Hi. I am starting this topic as a result of #1514 discussion.
The original goal behind the PR was to import a set of TF models from Tensorflow-Examples project. (Link points to a fork containing minor adjustments of the original examples)
Besides missing operations issues, a problem of other kind has appeared: simple_save and other types of TF export functions may generate a graph which has first placeholders nodes placed after first Consts.
Unfortunately, this breaks the required precondition since NNVM treats first constant in a special way. While I have a simple workaround for this problem, one may think about more generic solution which would treat all constants as parameters.
In your opinion, does this task look reasonable at the moment, and what pitfalls are to avoid?
Let me be more specific on one particular issue:
According to the code, nodes have _input_shapes assigned, if they dont have params. Does it means that input_shapes would be defined only for inputs (first const + placeholders)? If so, why do we use this information in operations (e.g. here)? AFAIK it stops some particular models from working.
“According to the code, nodes have _input_shapes assigned, if they dont have params.” : Correction, we pass shapes for non param/constant input nodes as the shape for params can be queried directly from params.
“Does it means that input_shapes would be defined only for inputs (first const + placeholders)?” : A bit confused here. Are you referring to graph level inputs or current node input ?
“_input_shapes” attribute introduction is a work around for situations where a symbol creation depends on the shape of non param/constant input node.
I am planning for some cleanup and maintenance activity for “_input_shapes” this weekend to keep it clean and simplified.
Please refer to the detailed explanation below.
The _input_shapes is an additional attribute we append to each node attributes.
It represents out_shape of input nodes for the current node.
Ex: conv_out = conv(data, weights, bias).
Here the _conv import wrapper receive attribute _input_shapes which contain the shape of (data, weights, bias). Where weights, bias can be params which is straight forward. The catch here is with shape of data.
NNVM process in general contain import and compile steps.

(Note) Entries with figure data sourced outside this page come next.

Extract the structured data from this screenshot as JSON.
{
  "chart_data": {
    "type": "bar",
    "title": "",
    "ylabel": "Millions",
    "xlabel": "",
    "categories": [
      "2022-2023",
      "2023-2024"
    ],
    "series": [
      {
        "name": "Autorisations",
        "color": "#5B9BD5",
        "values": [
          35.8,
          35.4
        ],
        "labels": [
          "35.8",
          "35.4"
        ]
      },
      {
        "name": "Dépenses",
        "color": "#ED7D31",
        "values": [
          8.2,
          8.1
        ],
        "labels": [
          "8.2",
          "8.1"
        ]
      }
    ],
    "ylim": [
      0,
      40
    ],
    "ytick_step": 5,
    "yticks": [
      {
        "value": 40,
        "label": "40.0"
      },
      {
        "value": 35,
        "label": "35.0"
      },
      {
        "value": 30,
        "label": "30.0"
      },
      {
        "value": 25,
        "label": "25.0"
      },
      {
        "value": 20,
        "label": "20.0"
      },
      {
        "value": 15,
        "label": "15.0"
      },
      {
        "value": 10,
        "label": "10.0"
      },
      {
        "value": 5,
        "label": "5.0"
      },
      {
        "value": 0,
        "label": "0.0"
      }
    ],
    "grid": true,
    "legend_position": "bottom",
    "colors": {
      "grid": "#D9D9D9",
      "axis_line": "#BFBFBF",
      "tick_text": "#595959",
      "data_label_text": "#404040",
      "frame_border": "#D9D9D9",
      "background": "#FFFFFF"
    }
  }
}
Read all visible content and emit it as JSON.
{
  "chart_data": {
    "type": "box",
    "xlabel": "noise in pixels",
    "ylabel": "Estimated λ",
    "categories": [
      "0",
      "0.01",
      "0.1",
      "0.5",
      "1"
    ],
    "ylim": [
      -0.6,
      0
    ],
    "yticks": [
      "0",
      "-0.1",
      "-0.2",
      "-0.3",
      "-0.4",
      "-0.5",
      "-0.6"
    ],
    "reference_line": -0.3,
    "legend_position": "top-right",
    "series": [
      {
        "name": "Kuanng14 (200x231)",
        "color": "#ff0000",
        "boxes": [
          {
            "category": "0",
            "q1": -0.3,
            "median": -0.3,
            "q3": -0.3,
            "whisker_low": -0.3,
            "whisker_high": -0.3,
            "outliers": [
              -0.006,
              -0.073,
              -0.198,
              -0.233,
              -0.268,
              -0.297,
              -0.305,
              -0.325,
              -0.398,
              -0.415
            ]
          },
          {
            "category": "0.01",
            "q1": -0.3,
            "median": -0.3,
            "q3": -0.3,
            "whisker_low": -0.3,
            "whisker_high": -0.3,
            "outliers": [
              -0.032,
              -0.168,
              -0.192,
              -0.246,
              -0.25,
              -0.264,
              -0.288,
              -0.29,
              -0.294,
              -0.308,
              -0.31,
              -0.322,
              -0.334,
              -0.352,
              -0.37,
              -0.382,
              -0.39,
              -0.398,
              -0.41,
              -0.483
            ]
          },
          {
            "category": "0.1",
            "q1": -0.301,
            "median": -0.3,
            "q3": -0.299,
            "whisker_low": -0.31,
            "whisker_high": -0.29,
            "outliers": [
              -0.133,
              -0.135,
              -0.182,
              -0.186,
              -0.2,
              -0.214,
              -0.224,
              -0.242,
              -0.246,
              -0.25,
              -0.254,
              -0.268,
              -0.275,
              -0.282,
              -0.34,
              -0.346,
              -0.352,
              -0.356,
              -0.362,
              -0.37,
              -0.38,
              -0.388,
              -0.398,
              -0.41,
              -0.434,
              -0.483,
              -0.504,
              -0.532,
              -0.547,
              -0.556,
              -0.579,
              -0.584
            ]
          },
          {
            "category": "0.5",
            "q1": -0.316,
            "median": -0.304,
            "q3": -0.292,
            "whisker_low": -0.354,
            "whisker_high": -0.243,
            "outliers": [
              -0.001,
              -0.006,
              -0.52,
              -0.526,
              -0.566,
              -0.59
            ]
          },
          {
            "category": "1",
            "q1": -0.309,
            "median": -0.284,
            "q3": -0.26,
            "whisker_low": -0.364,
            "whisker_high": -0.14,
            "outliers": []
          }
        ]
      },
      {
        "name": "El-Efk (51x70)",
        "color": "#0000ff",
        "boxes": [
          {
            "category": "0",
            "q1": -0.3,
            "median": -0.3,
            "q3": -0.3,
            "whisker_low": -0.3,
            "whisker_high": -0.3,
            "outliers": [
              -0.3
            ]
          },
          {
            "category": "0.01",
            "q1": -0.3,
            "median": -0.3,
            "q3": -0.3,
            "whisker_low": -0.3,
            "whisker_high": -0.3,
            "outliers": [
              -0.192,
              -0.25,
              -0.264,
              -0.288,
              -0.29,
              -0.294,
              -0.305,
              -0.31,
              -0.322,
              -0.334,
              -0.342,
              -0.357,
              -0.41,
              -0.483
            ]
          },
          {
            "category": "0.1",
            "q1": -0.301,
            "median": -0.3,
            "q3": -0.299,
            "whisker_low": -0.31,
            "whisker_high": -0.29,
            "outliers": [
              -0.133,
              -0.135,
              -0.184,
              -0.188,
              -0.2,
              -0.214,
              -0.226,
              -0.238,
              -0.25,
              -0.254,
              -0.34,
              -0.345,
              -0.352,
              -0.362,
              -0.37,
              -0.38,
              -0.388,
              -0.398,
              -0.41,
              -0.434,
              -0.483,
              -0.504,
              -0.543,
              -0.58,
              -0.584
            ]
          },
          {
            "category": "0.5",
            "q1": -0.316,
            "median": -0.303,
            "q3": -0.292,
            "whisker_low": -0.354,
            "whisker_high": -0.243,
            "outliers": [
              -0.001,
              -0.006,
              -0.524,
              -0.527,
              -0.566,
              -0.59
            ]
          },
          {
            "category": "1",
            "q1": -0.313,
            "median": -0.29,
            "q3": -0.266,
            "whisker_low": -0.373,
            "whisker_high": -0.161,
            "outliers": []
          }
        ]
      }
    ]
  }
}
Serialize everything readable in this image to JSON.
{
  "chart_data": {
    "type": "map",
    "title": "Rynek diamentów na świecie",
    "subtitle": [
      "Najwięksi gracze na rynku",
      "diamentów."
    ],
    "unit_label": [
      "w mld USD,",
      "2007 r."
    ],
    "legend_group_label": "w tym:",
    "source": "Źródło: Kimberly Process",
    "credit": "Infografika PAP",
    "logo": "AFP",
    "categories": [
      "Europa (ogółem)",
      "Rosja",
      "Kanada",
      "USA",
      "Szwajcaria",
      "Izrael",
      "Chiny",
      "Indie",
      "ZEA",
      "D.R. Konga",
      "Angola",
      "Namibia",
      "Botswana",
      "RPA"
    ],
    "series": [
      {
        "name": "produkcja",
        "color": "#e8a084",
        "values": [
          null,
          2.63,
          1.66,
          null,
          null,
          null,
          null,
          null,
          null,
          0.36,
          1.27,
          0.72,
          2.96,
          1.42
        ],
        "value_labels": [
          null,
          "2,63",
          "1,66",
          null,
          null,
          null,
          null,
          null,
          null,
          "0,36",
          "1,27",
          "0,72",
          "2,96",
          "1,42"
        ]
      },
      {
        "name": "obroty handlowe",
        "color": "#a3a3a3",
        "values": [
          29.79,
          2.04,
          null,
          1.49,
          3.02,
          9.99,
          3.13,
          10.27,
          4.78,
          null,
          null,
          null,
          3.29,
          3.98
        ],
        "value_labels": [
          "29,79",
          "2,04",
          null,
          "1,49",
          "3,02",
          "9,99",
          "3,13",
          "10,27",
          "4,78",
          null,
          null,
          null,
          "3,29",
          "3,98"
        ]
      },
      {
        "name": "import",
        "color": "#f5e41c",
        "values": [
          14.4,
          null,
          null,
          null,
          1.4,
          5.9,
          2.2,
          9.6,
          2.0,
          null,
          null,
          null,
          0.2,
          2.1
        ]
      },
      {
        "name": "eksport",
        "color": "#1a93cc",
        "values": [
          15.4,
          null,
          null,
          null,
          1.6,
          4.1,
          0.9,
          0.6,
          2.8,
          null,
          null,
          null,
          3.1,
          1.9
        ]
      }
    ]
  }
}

Import just a conversion of nodes+attributes from foreign framework to NNVM (No input/output shapes are inferred here).
Compile takes graph input shapes and infers all the nodes for integrity.
Going back to “The catch here is with shape of data”: Shape of data is required to set attributes for pad operator before convolution.
Finally the workaround for above situation is to enforce “add_shapes=True” while exporting a model in tensorflow and supplying “_input_shapes” attribute to each node in from_tensorfow.
Are you referring to graph level inputs or current node input ?
I’m referring the graph-level inputs here. If I see it correctly, _input_shapes collection doesn’t have entries for non- graph-level inputs. In contrast, graph-level inputs don’t have _params associated with them.
I am planning for some cleanup and maintenance activity for “_input_shapes” this weekend to keep it clean and simplified.
Thanks! Here is a demonstration of what I am talking about: If one swap line 197(in_filter=…) with line 198(in_data=…) of test_forward.py and replaces Const with Const_1 on lines 218 and 221 to continue use the correct nodes as graph-input, the _test_convolution function stops working. The reason is missing _params entry for the very first constant. KeyError: 'Const' is raised by my local copy of tvm.
Meanwhile, I’m going to work on supporting more Tensorflow operations. I need Pack operation to run my model, also I plan to add bindings for Fill, Split, Tanh and Unpack later. It shouldn’t be a big problem.